Damals waren es nur zwei oder drei enge Freundinnen, die regelmäßig bemerkten, wie neurodivergent ich eigentlich bin. Für alle anderen war ich einfach „gut im Job“ oder „ein bisschen speziell“.

Maskieren war selbstverständlich. Es war mein Überlebensmodus. Und ich dachte, ich muss das. Auch, um nicht als „verschroben“ oder „verkopft“ oder “introvertiert” abgestempelt zu werden.

Je mehr ich zu mir fand, desto stärker wurde mein Wunsch, gesehen zu werden. Mich zu zeigen. Und dabei von Menschen umgeben zu sein, die wirklich hinschauen.

Das erschien mir lange unvereinbar.

Zum Glück. Denn genau dieser innere Widerspruch hat mich dazu gebracht, richtig hinzusehen. Ich hatte die Wahl: weiter funktionieren oder endlich sichtbar werden.

Die Folgen.

Und wisst ihr, was passiert ist? Seit ich mich traue, mich zu zeigen, erkenne ich meine Bedürfnisse schneller. Ich setze Grenzen klarer. Ich renne niemandem mehr hinterher. Tatsächlich verbringe ich mehr Zeit mit mehreren, aber ausgewählten Menschen.

Und dieser Blog? Der ist auch Sichtbarkeit. Wer bis hierher gelesen hat: Danke! Das bedeutet mir viel.

Aber sag mal – was hat dich hiergehalten?

Starrst du auf deinen Bildschirm, vielleicht in endloser Verwunderung, und denkst: “Was ist daran so besonders?”
Dann darf ich dir etwas verraten: mir hat das früher auch niemand erklärt. In meiner Kindheit und jungem Erwachsenenleben musste ich Zusammenhänge, die andere einfach spüren, aktiv erklärt bekommen. Denn meine Entwicklung? Die lief in anderer Reihenfolge ab.
Definitionen und Begriffe habe ich genutzt, um mich besser einzufügen. Und weil das lange meine Strategie war, waren Regeln für mich hilfreich, fast heilig.

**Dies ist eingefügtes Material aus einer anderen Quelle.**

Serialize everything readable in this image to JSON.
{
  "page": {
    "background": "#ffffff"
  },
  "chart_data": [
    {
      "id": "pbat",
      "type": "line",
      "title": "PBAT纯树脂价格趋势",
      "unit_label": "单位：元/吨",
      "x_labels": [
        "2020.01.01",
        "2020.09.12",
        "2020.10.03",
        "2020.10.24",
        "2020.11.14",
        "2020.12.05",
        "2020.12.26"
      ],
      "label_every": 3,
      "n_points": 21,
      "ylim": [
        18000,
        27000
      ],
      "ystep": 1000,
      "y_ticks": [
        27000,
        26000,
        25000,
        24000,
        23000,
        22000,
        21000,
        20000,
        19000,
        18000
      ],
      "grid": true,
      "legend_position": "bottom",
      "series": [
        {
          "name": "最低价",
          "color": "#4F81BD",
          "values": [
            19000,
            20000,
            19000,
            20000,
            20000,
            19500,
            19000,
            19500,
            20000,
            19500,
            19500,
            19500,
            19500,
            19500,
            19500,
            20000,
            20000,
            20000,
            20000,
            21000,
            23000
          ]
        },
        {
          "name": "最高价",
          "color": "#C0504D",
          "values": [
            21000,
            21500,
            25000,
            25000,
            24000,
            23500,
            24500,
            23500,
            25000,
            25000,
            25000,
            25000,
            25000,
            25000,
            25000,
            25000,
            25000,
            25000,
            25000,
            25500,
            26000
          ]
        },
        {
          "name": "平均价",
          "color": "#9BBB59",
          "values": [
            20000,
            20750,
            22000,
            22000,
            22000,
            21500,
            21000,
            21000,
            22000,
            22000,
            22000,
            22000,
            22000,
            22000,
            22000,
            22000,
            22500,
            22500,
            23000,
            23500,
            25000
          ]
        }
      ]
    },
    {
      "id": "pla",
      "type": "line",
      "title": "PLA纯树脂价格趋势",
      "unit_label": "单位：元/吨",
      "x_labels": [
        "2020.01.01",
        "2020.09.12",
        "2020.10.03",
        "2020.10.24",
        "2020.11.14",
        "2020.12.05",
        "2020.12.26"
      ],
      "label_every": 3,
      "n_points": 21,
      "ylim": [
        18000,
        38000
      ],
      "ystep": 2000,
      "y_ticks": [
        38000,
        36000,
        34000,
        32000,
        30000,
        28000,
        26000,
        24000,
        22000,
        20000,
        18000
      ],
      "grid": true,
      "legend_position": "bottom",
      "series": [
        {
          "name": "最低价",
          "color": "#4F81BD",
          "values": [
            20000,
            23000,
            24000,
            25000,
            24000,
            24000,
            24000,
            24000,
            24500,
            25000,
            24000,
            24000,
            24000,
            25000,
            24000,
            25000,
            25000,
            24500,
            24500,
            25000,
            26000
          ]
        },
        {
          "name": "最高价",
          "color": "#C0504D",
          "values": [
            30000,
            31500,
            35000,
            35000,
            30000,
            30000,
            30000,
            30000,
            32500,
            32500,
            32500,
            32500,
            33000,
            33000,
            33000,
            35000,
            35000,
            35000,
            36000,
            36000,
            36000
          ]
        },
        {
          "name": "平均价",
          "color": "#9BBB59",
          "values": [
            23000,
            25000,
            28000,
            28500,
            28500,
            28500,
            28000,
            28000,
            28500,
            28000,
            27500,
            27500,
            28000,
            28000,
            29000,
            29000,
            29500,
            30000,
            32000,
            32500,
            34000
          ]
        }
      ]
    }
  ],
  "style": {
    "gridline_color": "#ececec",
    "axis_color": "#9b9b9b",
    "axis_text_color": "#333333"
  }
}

Oder starrst du auf deinen Bildschirm und siehst kaum noch richtig durch deine Tränen, weil du denkst: “Da ist noch wer wie ich.”
Für dich habe ich den Artikel geschrieben. Damit du weißt: du bist nicht allein, du hast Platz auf dieser Welt, du wirst ankommen.

Und falls du es noch nie gehört hast: Du musst nicht „leiser“ sein, um dazuzugehören.

Jeder Mensch ist unterschiedlich. Jeder einzelne. Alle. Und keiner von uns muss allein bleiben.